QUANTAS CURTIDAS SÃO NECESSÁRIAS PARA UMA BOA AUTOESTIMA?

ARTIGO DE SUZANE HIGA

Muitas pessoas dependem da aprovação do outro para se sentirem felizes. Mas é possível, e racional, agradar a todos? Não! Por isso, é muito importante que a autoestima, essa força, venha de dentro. É uma forma de acreditar na própria capacidade e enfrentar desafios diários.

Mas por que o número de pessoas que se dizem sem autoestima vem aumentando? Porque estamos em uma fase onde tudo gira em torno da aprovação do outro.

Basta ver as redes sociais. A quantidade de curtidas é muito importante para que as pessoas se sintam amadas e aprovadas.

Ou observe a nova definição de um relacionamento de sucesso: reciprocidade. Você já deve ter visto essa palavra em algum lugar.

É comum dizer que se ofereço x ao outro, devo receber o mesmo x. Porém a expectativa criada sobre o outro não deve servir de parâmetro para saber se a pessoa está sendo recíproca ou não (as pessoas são diferentes e demonstram de formas diferentes), e quando crio “fantasias” sobre o que o outro deveria fazer por mim, e não fazem, é um mínimo injusto ficar desapontada com o outro! Isto está longe do real significado de amor, que deve ser genuíno, sem esperar nada em troca. Mas por causa dessa necessidade de aprovação, o amor passa a ser cobrado.

E como saber se existe a necessidade de aprovação?

Veja abaixo algumas atitudes:

– Não sei dizer não, porque tenho medo de chatear o outro e perder a sua estima por mim;

– Não consigo dar sugestões de melhoria ao outro, porque não sei como irá reagir;

– Deixo de fazer o que quero fazer, ou ser quem sou, por medo do julgamento;

– Falo o que o outro quer ouvir e não expresso minha verdadeira opinião.

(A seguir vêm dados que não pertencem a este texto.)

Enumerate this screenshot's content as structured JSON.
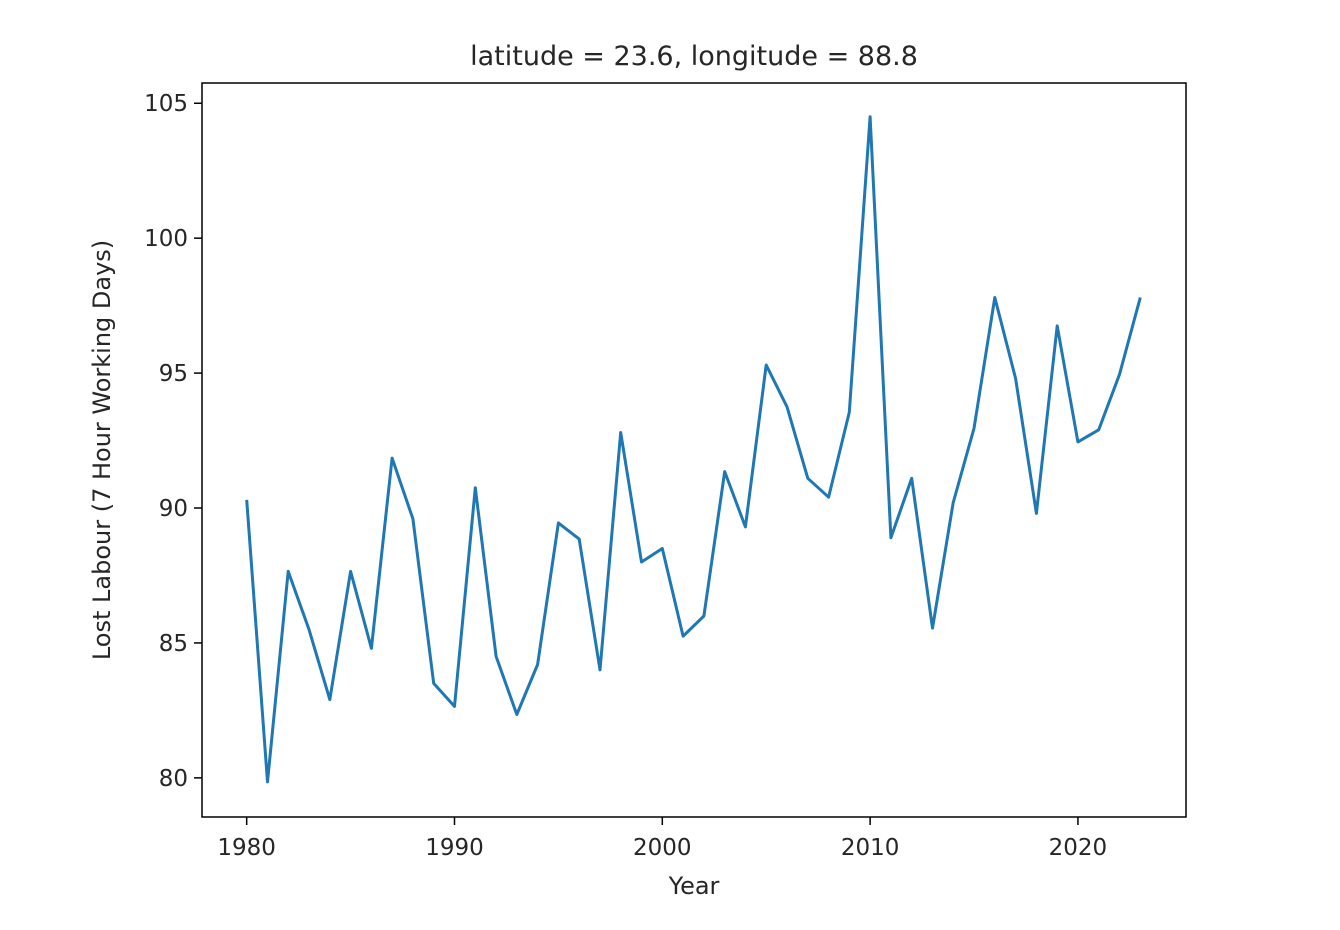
{
  "chart_data": {
    "type": "line",
    "title": "latitude = 23.6, longitude = 88.8",
    "xlabel": "Year",
    "ylabel": "Lost Labour (7 Hour Working Days)",
    "xlim": [
      1977.85,
      2025.2
    ],
    "ylim": [
      78.55,
      105.75
    ],
    "xticks": [
      1980,
      1990,
      2000,
      2010,
      2020
    ],
    "yticks": [
      80,
      85,
      90,
      95,
      100,
      105
    ],
    "grid": false,
    "line_color": "#1f77b4",
    "x": [
      1980,
      1981,
      1982,
      1983,
      1984,
      1985,
      1986,
      1987,
      1988,
      1989,
      1990,
      1991,
      1992,
      1993,
      1994,
      1995,
      1996,
      1997,
      1998,
      1999,
      2000,
      2001,
      2002,
      2003,
      2004,
      2005,
      2006,
      2007,
      2008,
      2009,
      2010,
      2011,
      2012,
      2013,
      2014,
      2015,
      2016,
      2017,
      2018,
      2019,
      2020,
      2021,
      2022,
      2023
    ],
    "values": [
      90.3,
      79.85,
      87.65,
      85.5,
      82.9,
      87.65,
      84.8,
      91.85,
      89.6,
      83.5,
      82.65,
      90.75,
      84.5,
      82.35,
      84.2,
      89.45,
      88.85,
      84.0,
      92.8,
      88.0,
      88.5,
      85.25,
      86.0,
      91.35,
      89.3,
      95.3,
      93.75,
      91.1,
      90.4,
      93.55,
      104.5,
      88.9,
      91.1,
      85.55,
      90.2,
      92.95,
      97.8,
      94.8,
      89.8,
      96.75,
      92.45,
      92.9,
      94.95,
      97.8
    ]
  }
}
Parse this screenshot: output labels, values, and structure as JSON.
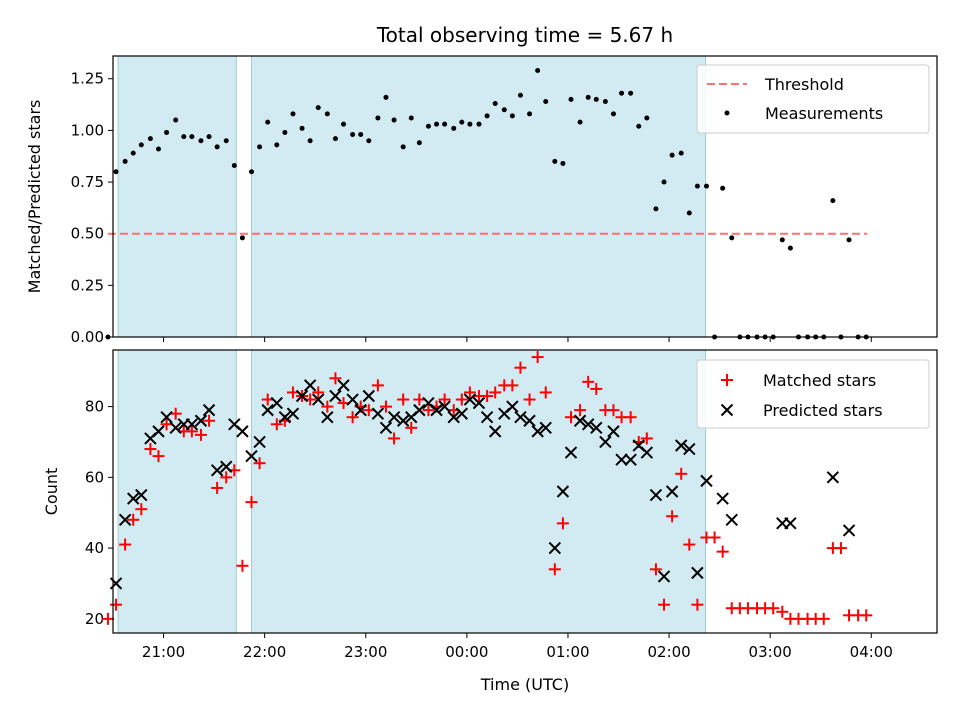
{
  "chart_data": [
    {
      "type": "scatter",
      "title": "Total observing time = 5.67 h",
      "ylabel": "Matched/Predicted stars",
      "xlabel": "",
      "ylim": [
        0,
        1.36
      ],
      "y_ticks": [
        "0.00",
        "0.25",
        "0.50",
        "0.75",
        "1.00",
        "1.25"
      ],
      "x_ticks": [
        "21:00",
        "22:00",
        "23:00",
        "00:00",
        "01:00",
        "02:00",
        "03:00",
        "04:00"
      ],
      "x_range_hours_since_midnight": [
        -3.5,
        4.65
      ],
      "shaded_intervals": [
        [
          -3.45,
          -2.28
        ],
        [
          -2.13,
          2.36
        ]
      ],
      "legend": {
        "position": "top-right",
        "entries": [
          "Threshold",
          "Measurements"
        ]
      },
      "threshold": {
        "name": "Threshold",
        "value": 0.5,
        "color": "#ff7070",
        "x_range": [
          -3.55,
          3.96
        ]
      },
      "series": [
        {
          "name": "Measurements",
          "color": "#000000",
          "points": [
            [
              -3.55,
              0.0
            ],
            [
              -3.47,
              0.8
            ],
            [
              -3.38,
              0.85
            ],
            [
              -3.3,
              0.89
            ],
            [
              -3.22,
              0.93
            ],
            [
              -3.13,
              0.96
            ],
            [
              -3.05,
              0.91
            ],
            [
              -2.97,
              0.99
            ],
            [
              -2.88,
              1.05
            ],
            [
              -2.8,
              0.97
            ],
            [
              -2.72,
              0.97
            ],
            [
              -2.63,
              0.95
            ],
            [
              -2.55,
              0.97
            ],
            [
              -2.47,
              0.92
            ],
            [
              -2.38,
              0.95
            ],
            [
              -2.3,
              0.83
            ],
            [
              -2.22,
              0.48
            ],
            [
              -2.13,
              0.8
            ],
            [
              -2.05,
              0.92
            ],
            [
              -1.97,
              1.04
            ],
            [
              -1.88,
              0.93
            ],
            [
              -1.8,
              0.99
            ],
            [
              -1.72,
              1.08
            ],
            [
              -1.63,
              1.01
            ],
            [
              -1.55,
              0.95
            ],
            [
              -1.47,
              1.11
            ],
            [
              -1.38,
              1.08
            ],
            [
              -1.3,
              0.96
            ],
            [
              -1.22,
              1.03
            ],
            [
              -1.13,
              0.98
            ],
            [
              -1.05,
              0.98
            ],
            [
              -0.97,
              0.95
            ],
            [
              -0.88,
              1.06
            ],
            [
              -0.8,
              1.16
            ],
            [
              -0.72,
              1.05
            ],
            [
              -0.63,
              0.92
            ],
            [
              -0.55,
              1.06
            ],
            [
              -0.47,
              0.94
            ],
            [
              -0.38,
              1.02
            ],
            [
              -0.3,
              1.03
            ],
            [
              -0.22,
              1.03
            ],
            [
              -0.13,
              1.01
            ],
            [
              -0.05,
              1.04
            ],
            [
              0.03,
              1.03
            ],
            [
              0.12,
              1.03
            ],
            [
              0.2,
              1.07
            ],
            [
              0.28,
              1.13
            ],
            [
              0.37,
              1.1
            ],
            [
              0.45,
              1.07
            ],
            [
              0.53,
              1.17
            ],
            [
              0.62,
              1.08
            ],
            [
              0.7,
              1.29
            ],
            [
              0.78,
              1.14
            ],
            [
              0.87,
              0.85
            ],
            [
              0.95,
              0.84
            ],
            [
              1.03,
              1.15
            ],
            [
              1.12,
              1.04
            ],
            [
              1.2,
              1.16
            ],
            [
              1.28,
              1.15
            ],
            [
              1.37,
              1.14
            ],
            [
              1.45,
              1.08
            ],
            [
              1.53,
              1.18
            ],
            [
              1.62,
              1.18
            ],
            [
              1.7,
              1.02
            ],
            [
              1.78,
              1.06
            ],
            [
              1.87,
              0.62
            ],
            [
              1.95,
              0.75
            ],
            [
              2.03,
              0.88
            ],
            [
              2.12,
              0.89
            ],
            [
              2.2,
              0.6
            ],
            [
              2.28,
              0.73
            ],
            [
              2.37,
              0.73
            ],
            [
              2.45,
              0.0
            ],
            [
              2.53,
              0.72
            ],
            [
              2.62,
              0.48
            ],
            [
              2.7,
              0.0
            ],
            [
              2.78,
              0.0
            ],
            [
              2.87,
              0.0
            ],
            [
              2.95,
              0.0
            ],
            [
              3.03,
              0.0
            ],
            [
              3.12,
              0.47
            ],
            [
              3.2,
              0.43
            ],
            [
              3.28,
              0.0
            ],
            [
              3.37,
              0.0
            ],
            [
              3.45,
              0.0
            ],
            [
              3.53,
              0.0
            ],
            [
              3.62,
              0.66
            ],
            [
              3.7,
              0.0
            ],
            [
              3.78,
              0.47
            ],
            [
              3.87,
              0.0
            ],
            [
              3.95,
              0.0
            ]
          ]
        }
      ]
    },
    {
      "type": "scatter",
      "title": "",
      "xlabel": "Time (UTC)",
      "ylabel": "Count",
      "ylim": [
        16,
        96
      ],
      "y_ticks": [
        "20",
        "40",
        "60",
        "80"
      ],
      "x_ticks": [
        "21:00",
        "22:00",
        "23:00",
        "00:00",
        "01:00",
        "02:00",
        "03:00",
        "04:00"
      ],
      "x_range_hours_since_midnight": [
        -3.5,
        4.65
      ],
      "shaded_intervals": [
        [
          -3.45,
          -2.28
        ],
        [
          -2.13,
          2.36
        ]
      ],
      "legend": {
        "position": "top-right",
        "entries": [
          "Matched stars",
          "Predicted stars"
        ]
      },
      "series": [
        {
          "name": "Matched stars",
          "marker": "plus",
          "color": "#ff0000",
          "points": [
            [
              -3.55,
              20
            ],
            [
              -3.47,
              24
            ],
            [
              -3.38,
              41
            ],
            [
              -3.3,
              48
            ],
            [
              -3.22,
              51
            ],
            [
              -3.13,
              68
            ],
            [
              -3.05,
              66
            ],
            [
              -2.97,
              75
            ],
            [
              -2.88,
              78
            ],
            [
              -2.8,
              73
            ],
            [
              -2.72,
              73
            ],
            [
              -2.63,
              72
            ],
            [
              -2.55,
              76
            ],
            [
              -2.47,
              57
            ],
            [
              -2.38,
              60
            ],
            [
              -2.3,
              62
            ],
            [
              -2.22,
              35
            ],
            [
              -2.13,
              53
            ],
            [
              -2.05,
              64
            ],
            [
              -1.97,
              82
            ],
            [
              -1.88,
              75
            ],
            [
              -1.8,
              76
            ],
            [
              -1.72,
              84
            ],
            [
              -1.63,
              83
            ],
            [
              -1.55,
              82
            ],
            [
              -1.47,
              84
            ],
            [
              -1.38,
              80
            ],
            [
              -1.3,
              88
            ],
            [
              -1.22,
              81
            ],
            [
              -1.13,
              77
            ],
            [
              -1.05,
              80
            ],
            [
              -0.97,
              79
            ],
            [
              -0.88,
              86
            ],
            [
              -0.8,
              80
            ],
            [
              -0.72,
              71
            ],
            [
              -0.63,
              82
            ],
            [
              -0.55,
              74
            ],
            [
              -0.47,
              82
            ],
            [
              -0.38,
              79
            ],
            [
              -0.3,
              80
            ],
            [
              -0.22,
              82
            ],
            [
              -0.13,
              79
            ],
            [
              -0.05,
              82
            ],
            [
              0.03,
              84
            ],
            [
              0.12,
              83
            ],
            [
              0.2,
              83
            ],
            [
              0.28,
              84
            ],
            [
              0.37,
              86
            ],
            [
              0.45,
              86
            ],
            [
              0.53,
              91
            ],
            [
              0.62,
              82
            ],
            [
              0.7,
              94
            ],
            [
              0.78,
              84
            ],
            [
              0.87,
              34
            ],
            [
              0.95,
              47
            ],
            [
              1.03,
              77
            ],
            [
              1.12,
              79
            ],
            [
              1.2,
              87
            ],
            [
              1.28,
              85
            ],
            [
              1.37,
              79
            ],
            [
              1.45,
              79
            ],
            [
              1.53,
              77
            ],
            [
              1.62,
              77
            ],
            [
              1.7,
              70
            ],
            [
              1.78,
              71
            ],
            [
              1.87,
              34
            ],
            [
              1.95,
              24
            ],
            [
              2.03,
              49
            ],
            [
              2.12,
              61
            ],
            [
              2.2,
              41
            ],
            [
              2.28,
              24
            ],
            [
              2.37,
              43
            ],
            [
              2.45,
              43
            ],
            [
              2.53,
              39
            ],
            [
              2.62,
              23
            ],
            [
              2.7,
              23
            ],
            [
              2.78,
              23
            ],
            [
              2.87,
              23
            ],
            [
              2.95,
              23
            ],
            [
              3.03,
              23
            ],
            [
              3.12,
              22
            ],
            [
              3.2,
              20
            ],
            [
              3.28,
              20
            ],
            [
              3.37,
              20
            ],
            [
              3.45,
              20
            ],
            [
              3.53,
              20
            ],
            [
              3.62,
              40
            ],
            [
              3.7,
              40
            ],
            [
              3.78,
              21
            ],
            [
              3.87,
              21
            ],
            [
              3.95,
              21
            ]
          ]
        },
        {
          "name": "Predicted stars",
          "marker": "x",
          "color": "#000000",
          "points": [
            [
              -3.47,
              30
            ],
            [
              -3.38,
              48
            ],
            [
              -3.3,
              54
            ],
            [
              -3.22,
              55
            ],
            [
              -3.13,
              71
            ],
            [
              -3.05,
              73
            ],
            [
              -2.97,
              77
            ],
            [
              -2.88,
              74
            ],
            [
              -2.8,
              75
            ],
            [
              -2.72,
              75
            ],
            [
              -2.63,
              76
            ],
            [
              -2.55,
              79
            ],
            [
              -2.47,
              62
            ],
            [
              -2.38,
              63
            ],
            [
              -2.3,
              75
            ],
            [
              -2.22,
              73
            ],
            [
              -2.13,
              66
            ],
            [
              -2.05,
              70
            ],
            [
              -1.97,
              79
            ],
            [
              -1.88,
              81
            ],
            [
              -1.8,
              77
            ],
            [
              -1.72,
              78
            ],
            [
              -1.63,
              83
            ],
            [
              -1.55,
              86
            ],
            [
              -1.47,
              82
            ],
            [
              -1.38,
              77
            ],
            [
              -1.3,
              83
            ],
            [
              -1.22,
              86
            ],
            [
              -1.13,
              82
            ],
            [
              -1.05,
              79
            ],
            [
              -0.97,
              83
            ],
            [
              -0.88,
              78
            ],
            [
              -0.8,
              74
            ],
            [
              -0.72,
              77
            ],
            [
              -0.63,
              76
            ],
            [
              -0.55,
              77
            ],
            [
              -0.47,
              79
            ],
            [
              -0.38,
              81
            ],
            [
              -0.3,
              79
            ],
            [
              -0.22,
              80
            ],
            [
              -0.13,
              77
            ],
            [
              -0.05,
              78
            ],
            [
              0.03,
              82
            ],
            [
              0.12,
              81
            ],
            [
              0.2,
              77
            ],
            [
              0.28,
              73
            ],
            [
              0.37,
              78
            ],
            [
              0.45,
              80
            ],
            [
              0.53,
              77
            ],
            [
              0.62,
              76
            ],
            [
              0.7,
              73
            ],
            [
              0.78,
              74
            ],
            [
              0.87,
              40
            ],
            [
              0.95,
              56
            ],
            [
              1.03,
              67
            ],
            [
              1.12,
              76
            ],
            [
              1.2,
              75
            ],
            [
              1.28,
              74
            ],
            [
              1.37,
              70
            ],
            [
              1.45,
              73
            ],
            [
              1.53,
              65
            ],
            [
              1.62,
              65
            ],
            [
              1.7,
              69
            ],
            [
              1.78,
              67
            ],
            [
              1.87,
              55
            ],
            [
              1.95,
              32
            ],
            [
              2.03,
              56
            ],
            [
              2.12,
              69
            ],
            [
              2.2,
              68
            ],
            [
              2.28,
              33
            ],
            [
              2.37,
              59
            ],
            [
              2.53,
              54
            ],
            [
              2.62,
              48
            ],
            [
              3.12,
              47
            ],
            [
              3.2,
              47
            ],
            [
              3.62,
              60
            ],
            [
              3.78,
              45
            ]
          ]
        }
      ]
    }
  ]
}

Você se reconhece em alguma das situações acima?

Depois dessas atitudes, surge um dos piores autossabotadores: o perfeccionismo exagerado. Viro aquela pessoa que quer ser perfeita em todas as situações. Porém, nunca estou satisfeita com meus resultados. Mesmo que os outros me elogiem, penso internamente “Eu poderia ter feito muito mais”. E por medo de errar, procrastino minhas ações. Não ajo. E quando ajo, não vou até o final…

Sabe por que isso ocorre? Essa pessoa tem tanto medo de ser exposta à humilhação no futuro, que o cérebro, seu aliado, pensa assim “Opa! Se ela está com medo, então é porque tem um risco lá. Não vou deixar ir pra lá!”. Mas pra lá aonde? Para o futuro! E aí, arranja obstáculos para não agir. Consequentemente, para no tempo.

Mas é possível mudar isso! O primeiro passo é a consciência! Quando temos consciência de algo que fazíamos no piloto automático, temos o poder de fazer diferente. Então, faça um teste e fale o primeiro “não”! Verá que tudo continua bem e que foi libertador! Os próximos “nãos” serão com certeza muito mais fáceis.

A primeira atitude você já teve. Agora, se preocupe em se conhecer! “O que eu amo fazer? Quem eu sou, quais os meus valores? Com o que eu me importo? Quais são as minhas crenças?”.

Geralmente, pessoas que não tem autoestima possuem crenças de merecimento, de capacidade ou de identidade. Ou seja, ela não sabe quem é, não sabe o que é capaz de fazer e acha que não merece ter coisas boas na vida. As crenças estão enraizadas na mente. E mudá-las é possível, porém leva tempo e prática.

No Coaching Integral Sistêmico é possível trabalhar todas estas crenças e adquirir novos resultados, melhores. Chamamos de sistêmico, pois todas as áreas são trabalhadas, seja profissional, financeiro, filhos, conjugal, espiritual, etc.

“Posso ser uma boa mãe ao passo que sou ótima profissional. Posso ter muito dinheiro ao passo que não preciso gastar todo o meu tempo trabalhando e me privando da minha família. Em resumo, me conheço, equilibro todas as áreas, e não necessito de curtidas para me aceitar e manter uma boa autoestima”.